Iyad Allawi as Prime Minister and Fallah al-Naqib as Interior Minister are obviously strong wins for the CIA and the State Department in Iraq, and further signs of the decline of Pentagon political power, which will be reduced to the uniformed military on June 30. Although the Allawis are also related to Pentagon-backed (and now disgraced) Ahmad Chalabi, they are his rivals and form a distinctive clique (Ali Allawi, currently defense minister, is some sort of cousin to Iyad; he is a nephew of Chalabi but disagreed with him on dissolving the army and punishing all Baathists). Note that Chalabi’s close friends are being replaced. Thus, the old minister of finance was Kamel al-Gailani, a close Chalabi associate who supported unbridled robber baron capitalism. It is also significant that his successor is from the Supreme Council for Islamic Revolution in Iraq, a Shiite religious party with strong ties to Iran. Bloomberg has done a useful but completely uncritical profile of Iyad Allawi.
Colin Powell at State has gotten control of the $18 billion in reconstruction aid voted by Congress, very little of which the Pentagon managed to disburse.

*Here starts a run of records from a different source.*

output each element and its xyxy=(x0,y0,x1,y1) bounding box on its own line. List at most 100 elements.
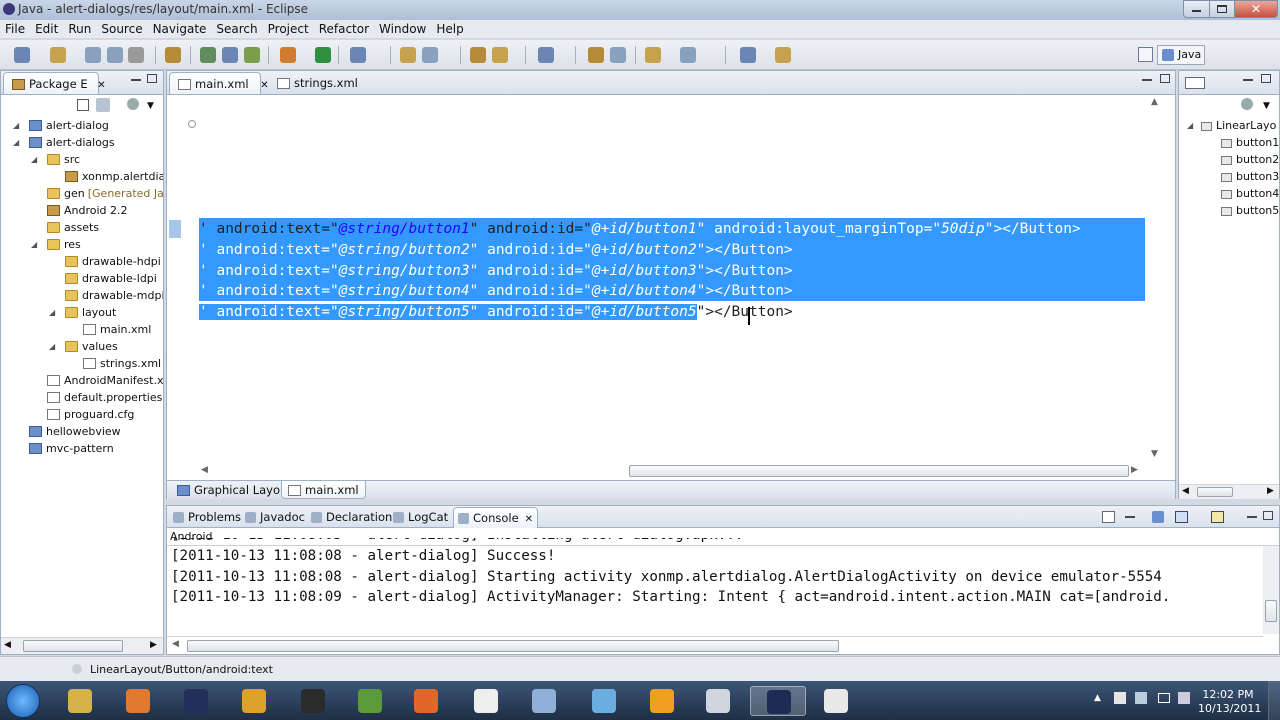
tree-expand-icon[interactable]: ◢ xyxy=(31,151,37,168)
prev-annotation-icon[interactable] xyxy=(610,47,626,63)
tree-expand-icon[interactable]: ◢ xyxy=(49,304,55,321)
scroll-thumb[interactable] xyxy=(629,465,1129,477)
taskbar-button[interactable] xyxy=(690,686,746,716)
minimize-panel-icon[interactable] xyxy=(1247,516,1257,518)
minimize-view-icon[interactable] xyxy=(1125,516,1135,518)
maximize-view-icon[interactable] xyxy=(1160,74,1170,83)
tree-item[interactable]: proguard.cfg xyxy=(1,406,163,423)
view-dropdown-icon[interactable]: ▼ xyxy=(1263,101,1270,111)
scroll-thumb[interactable] xyxy=(187,640,839,652)
pin-console-icon[interactable] xyxy=(1152,511,1164,523)
tree-expand-icon[interactable]: ◢ xyxy=(1187,117,1193,134)
tree-expand-icon[interactable]: ◢ xyxy=(31,236,37,253)
taskbar-button[interactable] xyxy=(750,686,806,716)
tab-logcat[interactable]: LogCat xyxy=(389,507,452,528)
outline-item[interactable]: button3 xyxy=(1179,168,1279,185)
run-icon[interactable] xyxy=(280,47,296,63)
tree-expand-icon[interactable]: ◢ xyxy=(13,117,19,134)
task-icon[interactable] xyxy=(492,47,508,63)
window-title-bar[interactable]: Java - alert-dialogs/res/layout/main.xml… xyxy=(0,0,1280,20)
menu-run[interactable]: Run xyxy=(63,22,96,36)
fold-marker-icon[interactable] xyxy=(188,120,196,128)
tab-graphical-layout[interactable]: Graphical Layout xyxy=(171,481,298,499)
link-editor-icon[interactable] xyxy=(96,98,110,112)
network-icon[interactable] xyxy=(1135,692,1147,704)
tree-item[interactable]: main.xml xyxy=(1,321,163,338)
outline-item[interactable]: ◢ LinearLayo xyxy=(1179,117,1279,134)
show-desktop-button[interactable] xyxy=(1268,681,1280,720)
scroll-left-arrow-icon[interactable]: ◀ xyxy=(201,465,208,475)
scroll-up-arrow-icon[interactable]: ▲ xyxy=(1151,97,1158,107)
tree-item[interactable]: assets xyxy=(1,219,163,236)
scroll-right-arrow-icon[interactable]: ▶ xyxy=(1267,486,1274,496)
perspective-java-button[interactable]: Java xyxy=(1157,45,1205,65)
new-package-icon[interactable] xyxy=(350,47,366,63)
maximize-view-icon[interactable] xyxy=(1261,74,1271,83)
tree-item[interactable]: hellowebview xyxy=(1,423,163,440)
print-icon[interactable] xyxy=(107,47,123,63)
menu-help[interactable]: Help xyxy=(431,22,468,36)
console-output[interactable]: [2011-10-13 11:08:05 - alert-dialog] Ins… xyxy=(171,538,1261,622)
tab-console[interactable]: Console ✕ xyxy=(453,507,539,528)
outline-tab-icon[interactable] xyxy=(1185,77,1205,89)
close-tab-icon[interactable]: ✕ xyxy=(97,80,105,91)
maximize-view-icon[interactable] xyxy=(147,74,157,83)
tree-item[interactable]: ◢ alert-dialog xyxy=(1,117,163,134)
scroll-left-arrow-icon[interactable]: ◀ xyxy=(1182,486,1189,496)
scroll-right-arrow-icon[interactable]: ▶ xyxy=(1131,465,1138,475)
menu-window[interactable]: Window xyxy=(374,22,431,36)
outline-item[interactable]: button2 xyxy=(1179,151,1279,168)
console-horizontal-scrollbar[interactable]: ◀ xyxy=(167,636,1263,654)
tree-item[interactable]: ◢ layout xyxy=(1,304,163,321)
search-icon[interactable] xyxy=(470,47,486,63)
taskbar-button[interactable] xyxy=(52,686,108,716)
tray-arrow-icon[interactable]: ▲ xyxy=(1094,693,1101,703)
taskbar-button[interactable] xyxy=(458,686,514,716)
explorer-horizontal-scrollbar[interactable]: ◀ ▶ xyxy=(1,637,163,654)
back-icon[interactable] xyxy=(680,47,696,63)
console-vertical-scrollbar[interactable] xyxy=(1263,546,1279,634)
tab-source-main-xml[interactable]: main.xml xyxy=(281,481,366,499)
tree-item[interactable]: strings.xml xyxy=(1,355,163,372)
open-perspective-icon[interactable] xyxy=(1138,47,1153,62)
history-icon[interactable] xyxy=(128,47,144,63)
open-type-icon[interactable] xyxy=(422,47,438,63)
run-ext-icon[interactable] xyxy=(315,47,331,63)
tree-item[interactable]: drawable-ldpi xyxy=(1,270,163,287)
taskbar-button[interactable] xyxy=(285,686,341,716)
taskbar-button[interactable] xyxy=(576,686,632,716)
volume-icon[interactable] xyxy=(1178,692,1190,704)
tree-item[interactable]: Android 2.2 xyxy=(1,202,163,219)
tree-expand-icon[interactable]: ◢ xyxy=(13,134,19,151)
clear-console-icon[interactable] xyxy=(1102,511,1115,523)
new-project-icon[interactable] xyxy=(222,47,238,63)
outline-horizontal-scrollbar[interactable]: ◀ ▶ xyxy=(1179,484,1279,499)
taskbar-button[interactable] xyxy=(398,686,454,716)
close-tab-icon[interactable]: ✕ xyxy=(525,514,533,525)
menu-search[interactable]: Search xyxy=(211,22,262,36)
close-button[interactable]: ✕ xyxy=(1234,0,1278,18)
tree-item[interactable]: mvc-pattern xyxy=(1,440,163,457)
taskbar-button[interactable] xyxy=(634,686,690,716)
tab-javadoc[interactable]: Javadoc xyxy=(241,507,309,528)
last-edit-icon[interactable] xyxy=(645,47,661,63)
tree-item[interactable]: drawable-mdpi xyxy=(1,287,163,304)
tab-main-xml[interactable]: main.xml ✕ xyxy=(169,72,269,94)
editor-vertical-scrollbar[interactable]: ▲ ▼ xyxy=(1147,97,1165,462)
tree-item[interactable]: xonmp.alertdialo xyxy=(1,168,163,185)
scroll-left-arrow-icon[interactable]: ◀ xyxy=(172,639,179,649)
tree-item[interactable]: ◢ src xyxy=(1,151,163,168)
view-menu-icon[interactable] xyxy=(127,98,139,110)
xml-source-text[interactable]: ' android:text="@string/button1" android… xyxy=(199,219,1081,323)
outline-item[interactable]: button4 xyxy=(1179,185,1279,202)
menu-navigate[interactable]: Navigate xyxy=(148,22,212,36)
menu-edit[interactable]: Edit xyxy=(30,22,63,36)
tree-item[interactable]: AndroidManifest.xm xyxy=(1,372,163,389)
close-tab-icon[interactable]: ✕ xyxy=(260,80,268,91)
taskbar-button[interactable] xyxy=(808,686,864,716)
tree-item[interactable]: gen[Generated Java xyxy=(1,185,163,202)
tree-item[interactable]: ◢ alert-dialogs xyxy=(1,134,163,151)
taskbar-button[interactable] xyxy=(516,686,572,716)
outline-item[interactable]: button1 xyxy=(1179,134,1279,151)
minimize-view-icon[interactable] xyxy=(1243,79,1253,81)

The CIA will reportedly put $3 billion into building up a new Iraqi secret police. Iyad Allawi, who is called “Iyad al-Baathi” on the streets in Iraq, has long had an interest in rebuilding the secret police which seems to me sinister. It is a little shocking that Brahimi should have been willing to be party to this appointment. But I suspect he believes that Allawi cannot be elected to anything important in January, since he has no grassroots support and is widely disliked for his 1970s Baath background before he broke with the party. He had organized ex-Baath officers in the 1990s, some of whom were even more recent converts from the Baath ideology.
Al-Naqib became governor of Salahuddin under suspicious circumstances, which I reported last February. I later learned from CPA sources that the previous governor, whom he replaced, had been accused of extensive corruption. I wrote of Naqib, “Al-Naqib’s father had been a major general in the Iraqi army in the 1970s and then the Baath government’s ambassador to Sweden at the end of the 1970s. He broke with the Saddam regime and became a political refugee in Syria. Al-Naqib himself has an engineering B.Sc. He is the 10th governor of Salahuddin in modern Iraq, and the article calls him the first to be elected. He is the first to hail from Samarra’.”